Por outro lado, todos sabemos que vamos necessitar de duplicar a
produção agrícola mundial nos próximos anos (70% até 2050, segundo a
FAO) para fazer face ao aumento da população e do consumo, que vai
crescer fundamentalmente em países das chamadas economias emergentes
como a China, Brasil ou Índia. O problema é como fazê-lo, de uma forma
sustentável, sem pôr em causa os recursos naturais para as futuras
gerações e sem perder de vista o combate às alterações climáticas, um
fenómeno bem mais importante e decisivo do que parece e que pode ser
ainda mais devastador, a médio e longo prazo, para a produção de
alimentos.
A par de tudo isto, sabemos que a urbanização continua a ser um
fenómeno crescente a nível mundial e que para além da migração do
campo para as cidades (abandono das zonas rurais e redução da
mão-de-obra agrícola), temos ainda as áreas com potencial produtivo
que estão a ser afectas a reservas ambientais e de conservação, o que
acontece não só na Europa mas nos Estados Unidos e no Brasil,
consequência de uma maior consciência ambiental e da promoção da
biodiversidade.
Este é de facto o grande desafio que temos pela frente e que deveria
mobilizar os decisores europeus e mundiais e que os fundos de
investimento e os mercados financeiros há muito perceberam.
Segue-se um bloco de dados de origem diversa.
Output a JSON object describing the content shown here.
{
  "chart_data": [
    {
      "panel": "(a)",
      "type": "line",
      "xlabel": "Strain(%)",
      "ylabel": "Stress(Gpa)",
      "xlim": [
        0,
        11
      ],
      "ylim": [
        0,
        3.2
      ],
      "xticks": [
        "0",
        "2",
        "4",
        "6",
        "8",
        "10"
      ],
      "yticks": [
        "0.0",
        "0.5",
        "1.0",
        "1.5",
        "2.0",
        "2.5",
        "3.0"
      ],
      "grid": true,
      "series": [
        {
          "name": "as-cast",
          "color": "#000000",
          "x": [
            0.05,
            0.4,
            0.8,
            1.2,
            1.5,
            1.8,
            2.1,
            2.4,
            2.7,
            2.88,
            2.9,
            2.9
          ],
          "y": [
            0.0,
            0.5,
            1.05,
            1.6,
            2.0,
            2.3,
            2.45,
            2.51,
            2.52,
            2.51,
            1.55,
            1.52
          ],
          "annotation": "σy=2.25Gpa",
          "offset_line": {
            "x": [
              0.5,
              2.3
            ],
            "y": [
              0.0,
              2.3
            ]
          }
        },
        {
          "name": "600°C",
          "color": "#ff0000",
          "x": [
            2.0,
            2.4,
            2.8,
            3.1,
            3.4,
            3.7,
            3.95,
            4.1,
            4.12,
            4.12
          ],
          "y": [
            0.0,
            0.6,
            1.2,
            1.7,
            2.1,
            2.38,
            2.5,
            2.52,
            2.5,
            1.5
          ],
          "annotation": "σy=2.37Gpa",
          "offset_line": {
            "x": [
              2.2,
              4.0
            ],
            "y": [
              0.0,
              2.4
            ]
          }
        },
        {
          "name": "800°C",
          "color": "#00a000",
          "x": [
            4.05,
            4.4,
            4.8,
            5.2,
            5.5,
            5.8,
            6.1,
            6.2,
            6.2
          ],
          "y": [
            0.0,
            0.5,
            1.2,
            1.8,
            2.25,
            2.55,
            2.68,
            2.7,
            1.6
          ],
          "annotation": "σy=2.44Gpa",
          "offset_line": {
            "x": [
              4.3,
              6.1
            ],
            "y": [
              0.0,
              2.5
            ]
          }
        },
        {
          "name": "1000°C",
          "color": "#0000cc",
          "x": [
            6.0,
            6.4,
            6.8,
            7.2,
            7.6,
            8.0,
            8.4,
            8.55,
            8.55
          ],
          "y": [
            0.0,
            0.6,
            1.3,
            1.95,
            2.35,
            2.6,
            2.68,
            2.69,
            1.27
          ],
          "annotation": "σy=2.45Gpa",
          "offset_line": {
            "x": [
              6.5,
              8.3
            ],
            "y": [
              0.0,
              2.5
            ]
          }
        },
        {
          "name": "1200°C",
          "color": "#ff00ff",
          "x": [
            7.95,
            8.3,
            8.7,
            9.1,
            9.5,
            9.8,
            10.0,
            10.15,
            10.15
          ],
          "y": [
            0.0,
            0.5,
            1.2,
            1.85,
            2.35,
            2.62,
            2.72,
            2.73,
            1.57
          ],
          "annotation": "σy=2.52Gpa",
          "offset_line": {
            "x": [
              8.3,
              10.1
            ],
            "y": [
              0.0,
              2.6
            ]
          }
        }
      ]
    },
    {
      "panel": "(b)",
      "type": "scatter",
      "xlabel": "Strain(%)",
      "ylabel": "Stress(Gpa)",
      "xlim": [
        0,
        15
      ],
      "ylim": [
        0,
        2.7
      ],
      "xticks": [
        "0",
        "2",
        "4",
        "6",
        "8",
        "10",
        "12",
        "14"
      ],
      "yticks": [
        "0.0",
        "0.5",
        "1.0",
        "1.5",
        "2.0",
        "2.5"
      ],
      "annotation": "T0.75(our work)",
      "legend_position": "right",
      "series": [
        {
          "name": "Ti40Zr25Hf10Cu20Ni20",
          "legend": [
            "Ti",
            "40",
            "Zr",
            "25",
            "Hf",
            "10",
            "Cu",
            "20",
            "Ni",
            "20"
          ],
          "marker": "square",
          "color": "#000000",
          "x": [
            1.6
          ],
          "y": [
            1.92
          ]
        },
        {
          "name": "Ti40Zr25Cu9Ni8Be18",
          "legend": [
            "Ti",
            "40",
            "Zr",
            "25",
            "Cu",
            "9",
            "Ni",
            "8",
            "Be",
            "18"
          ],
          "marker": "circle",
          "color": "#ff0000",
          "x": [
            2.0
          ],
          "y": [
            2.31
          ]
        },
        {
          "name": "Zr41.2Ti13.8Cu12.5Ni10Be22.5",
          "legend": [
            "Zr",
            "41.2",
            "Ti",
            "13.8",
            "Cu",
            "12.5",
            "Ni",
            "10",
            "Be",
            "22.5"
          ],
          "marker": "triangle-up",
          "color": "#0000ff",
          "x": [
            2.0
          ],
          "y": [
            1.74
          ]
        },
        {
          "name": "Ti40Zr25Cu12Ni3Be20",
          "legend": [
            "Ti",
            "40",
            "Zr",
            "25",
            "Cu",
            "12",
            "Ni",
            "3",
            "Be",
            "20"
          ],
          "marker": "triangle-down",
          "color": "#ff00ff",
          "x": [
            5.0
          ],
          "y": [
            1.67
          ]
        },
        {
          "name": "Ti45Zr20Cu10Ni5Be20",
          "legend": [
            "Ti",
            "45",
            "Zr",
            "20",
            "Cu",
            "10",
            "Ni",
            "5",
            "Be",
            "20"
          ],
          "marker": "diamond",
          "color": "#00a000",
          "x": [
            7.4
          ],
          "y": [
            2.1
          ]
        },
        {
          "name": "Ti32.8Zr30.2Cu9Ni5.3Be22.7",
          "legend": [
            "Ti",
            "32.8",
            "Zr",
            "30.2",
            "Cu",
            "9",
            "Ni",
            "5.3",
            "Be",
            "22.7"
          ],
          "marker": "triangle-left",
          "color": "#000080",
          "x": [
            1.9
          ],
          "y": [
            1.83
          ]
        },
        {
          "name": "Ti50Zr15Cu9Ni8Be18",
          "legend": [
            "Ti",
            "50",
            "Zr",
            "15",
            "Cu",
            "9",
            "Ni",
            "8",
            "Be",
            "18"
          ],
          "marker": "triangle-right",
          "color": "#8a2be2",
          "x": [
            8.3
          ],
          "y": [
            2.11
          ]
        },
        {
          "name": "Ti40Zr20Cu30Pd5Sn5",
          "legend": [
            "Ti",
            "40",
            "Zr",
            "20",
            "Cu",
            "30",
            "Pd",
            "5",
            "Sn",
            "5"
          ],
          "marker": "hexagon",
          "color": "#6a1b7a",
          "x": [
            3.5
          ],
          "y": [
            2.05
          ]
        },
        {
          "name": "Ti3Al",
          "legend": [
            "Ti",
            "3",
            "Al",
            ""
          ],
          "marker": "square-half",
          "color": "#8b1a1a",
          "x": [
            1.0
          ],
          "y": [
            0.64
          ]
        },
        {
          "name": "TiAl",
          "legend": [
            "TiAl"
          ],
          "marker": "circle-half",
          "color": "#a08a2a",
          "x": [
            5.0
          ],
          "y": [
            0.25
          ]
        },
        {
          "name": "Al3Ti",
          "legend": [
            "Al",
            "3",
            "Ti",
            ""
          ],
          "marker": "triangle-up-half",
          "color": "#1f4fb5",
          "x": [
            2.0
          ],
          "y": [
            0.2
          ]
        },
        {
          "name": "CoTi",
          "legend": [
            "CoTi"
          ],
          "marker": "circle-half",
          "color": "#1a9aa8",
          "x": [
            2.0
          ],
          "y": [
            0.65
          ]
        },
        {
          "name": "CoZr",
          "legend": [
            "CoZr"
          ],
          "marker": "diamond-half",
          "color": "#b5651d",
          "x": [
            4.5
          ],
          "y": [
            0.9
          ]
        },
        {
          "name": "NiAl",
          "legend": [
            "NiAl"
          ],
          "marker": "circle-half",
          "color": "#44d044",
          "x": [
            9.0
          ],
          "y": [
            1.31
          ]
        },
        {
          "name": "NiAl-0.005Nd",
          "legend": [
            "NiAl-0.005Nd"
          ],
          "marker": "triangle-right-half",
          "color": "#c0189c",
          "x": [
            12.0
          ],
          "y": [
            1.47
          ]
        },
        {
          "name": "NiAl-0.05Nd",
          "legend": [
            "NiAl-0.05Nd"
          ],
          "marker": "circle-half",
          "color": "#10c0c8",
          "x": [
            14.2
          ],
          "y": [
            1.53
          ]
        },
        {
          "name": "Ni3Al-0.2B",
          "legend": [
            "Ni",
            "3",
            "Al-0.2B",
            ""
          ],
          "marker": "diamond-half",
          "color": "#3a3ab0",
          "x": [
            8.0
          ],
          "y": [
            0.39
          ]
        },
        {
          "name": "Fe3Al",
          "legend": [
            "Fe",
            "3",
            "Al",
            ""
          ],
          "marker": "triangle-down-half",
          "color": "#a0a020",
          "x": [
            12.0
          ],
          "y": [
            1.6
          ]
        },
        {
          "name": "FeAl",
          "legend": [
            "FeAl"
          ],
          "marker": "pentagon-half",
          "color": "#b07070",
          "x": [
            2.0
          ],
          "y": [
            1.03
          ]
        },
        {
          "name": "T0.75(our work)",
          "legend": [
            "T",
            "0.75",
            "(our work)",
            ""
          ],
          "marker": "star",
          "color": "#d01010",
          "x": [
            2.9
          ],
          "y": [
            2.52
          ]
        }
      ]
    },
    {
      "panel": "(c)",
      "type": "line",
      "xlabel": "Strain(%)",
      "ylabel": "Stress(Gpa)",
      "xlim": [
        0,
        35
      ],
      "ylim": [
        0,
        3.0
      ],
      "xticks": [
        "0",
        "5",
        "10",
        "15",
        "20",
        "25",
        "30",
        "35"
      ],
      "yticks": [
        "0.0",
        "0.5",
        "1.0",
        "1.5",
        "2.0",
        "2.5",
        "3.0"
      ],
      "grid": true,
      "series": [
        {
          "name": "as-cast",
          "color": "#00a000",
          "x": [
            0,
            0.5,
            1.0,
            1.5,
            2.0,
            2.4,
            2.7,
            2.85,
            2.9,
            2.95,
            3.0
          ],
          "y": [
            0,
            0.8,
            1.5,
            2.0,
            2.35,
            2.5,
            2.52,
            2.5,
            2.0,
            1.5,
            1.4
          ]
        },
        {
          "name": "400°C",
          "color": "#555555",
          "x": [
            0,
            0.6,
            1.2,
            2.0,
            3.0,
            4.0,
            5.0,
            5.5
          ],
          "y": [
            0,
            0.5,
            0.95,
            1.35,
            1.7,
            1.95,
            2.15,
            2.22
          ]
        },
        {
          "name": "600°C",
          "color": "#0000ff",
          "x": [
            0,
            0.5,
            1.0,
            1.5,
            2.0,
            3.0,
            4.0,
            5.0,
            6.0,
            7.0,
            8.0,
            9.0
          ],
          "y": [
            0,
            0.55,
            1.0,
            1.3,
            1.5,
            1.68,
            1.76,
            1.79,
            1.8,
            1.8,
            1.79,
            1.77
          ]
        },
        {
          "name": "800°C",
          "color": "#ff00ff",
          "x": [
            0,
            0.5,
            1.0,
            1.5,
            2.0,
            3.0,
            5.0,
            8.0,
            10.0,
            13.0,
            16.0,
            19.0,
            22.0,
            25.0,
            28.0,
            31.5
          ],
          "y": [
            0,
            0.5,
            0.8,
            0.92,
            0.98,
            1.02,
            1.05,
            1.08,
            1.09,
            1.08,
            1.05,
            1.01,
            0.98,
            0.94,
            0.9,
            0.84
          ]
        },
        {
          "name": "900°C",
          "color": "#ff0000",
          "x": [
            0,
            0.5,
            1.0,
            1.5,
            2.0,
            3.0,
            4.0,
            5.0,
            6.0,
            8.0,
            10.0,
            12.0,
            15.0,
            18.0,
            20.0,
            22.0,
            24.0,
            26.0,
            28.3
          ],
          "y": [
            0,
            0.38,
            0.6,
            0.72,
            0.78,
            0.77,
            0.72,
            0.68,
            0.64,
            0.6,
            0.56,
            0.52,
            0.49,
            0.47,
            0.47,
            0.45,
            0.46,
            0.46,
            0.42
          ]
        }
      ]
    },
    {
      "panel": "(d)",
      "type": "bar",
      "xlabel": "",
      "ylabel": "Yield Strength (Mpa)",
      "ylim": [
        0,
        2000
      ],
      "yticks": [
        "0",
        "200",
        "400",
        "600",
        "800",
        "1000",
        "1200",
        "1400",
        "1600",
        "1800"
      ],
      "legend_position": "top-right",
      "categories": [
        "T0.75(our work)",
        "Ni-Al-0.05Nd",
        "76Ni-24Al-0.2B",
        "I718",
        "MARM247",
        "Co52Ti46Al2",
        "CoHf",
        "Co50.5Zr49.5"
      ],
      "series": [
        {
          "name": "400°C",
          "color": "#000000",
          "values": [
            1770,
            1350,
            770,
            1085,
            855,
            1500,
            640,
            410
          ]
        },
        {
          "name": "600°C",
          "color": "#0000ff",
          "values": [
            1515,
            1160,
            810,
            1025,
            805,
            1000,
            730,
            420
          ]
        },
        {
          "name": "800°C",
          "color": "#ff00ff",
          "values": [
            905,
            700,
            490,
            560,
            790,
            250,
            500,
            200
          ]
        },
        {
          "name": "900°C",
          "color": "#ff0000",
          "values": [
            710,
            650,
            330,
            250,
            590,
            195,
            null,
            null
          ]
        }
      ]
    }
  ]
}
A alimentação ganha assim uma importância estratégica e uma merecida
actualidade e é pena que o sector agro-alimentar, incluindo
naturalmente a agricultura e a pecuária, não conste da agenda política
e mediática, sobretudo ao nível europeu e em Portugal.
Talvez a opinião pública não tenha interiorizado, porque ainda não
sentiu a falta de produtos nas prateleiras dos supermercados, que este
modelo de desenvolvimento a que temos assistido nos últimos anos,
caracterizado por:
Uma crescente desregulação dos mercados e a entrada dos fundos de
investimento nas matérias-primas, que têm alimentado a especulação e
uma volatilidade excessivas,
Uma relação desequilibrada entre a produção, indústria e a grande
distribuição alimentar que tem destruído uma boa parte do sistema
produtivo,
Incoerência legislativa entre as regras de produção impostas às
produções europeias e as exigidas aos produtos provenientes de países
terceiros, que se tem traduzido em evidentes sobrecustos;
Esta situação tem conduzido á progressiva perda de competitividade das
produções agro-pecuárias, o que tenderá a criar uma escassez de
alimentos no curto prazo e maior dependência alimentar (do exterior),
criando-se uma perigosa vulnerabilidade.
No que respeita a Portugal, a braços com uma crise económica,
financeira e social sem precedentes, estas questões ganham ainda maior
importância e actualidade, no quadro das eleições legislativas do
próximo dia 5 de Junho e na construção do nosso futuro colectivo.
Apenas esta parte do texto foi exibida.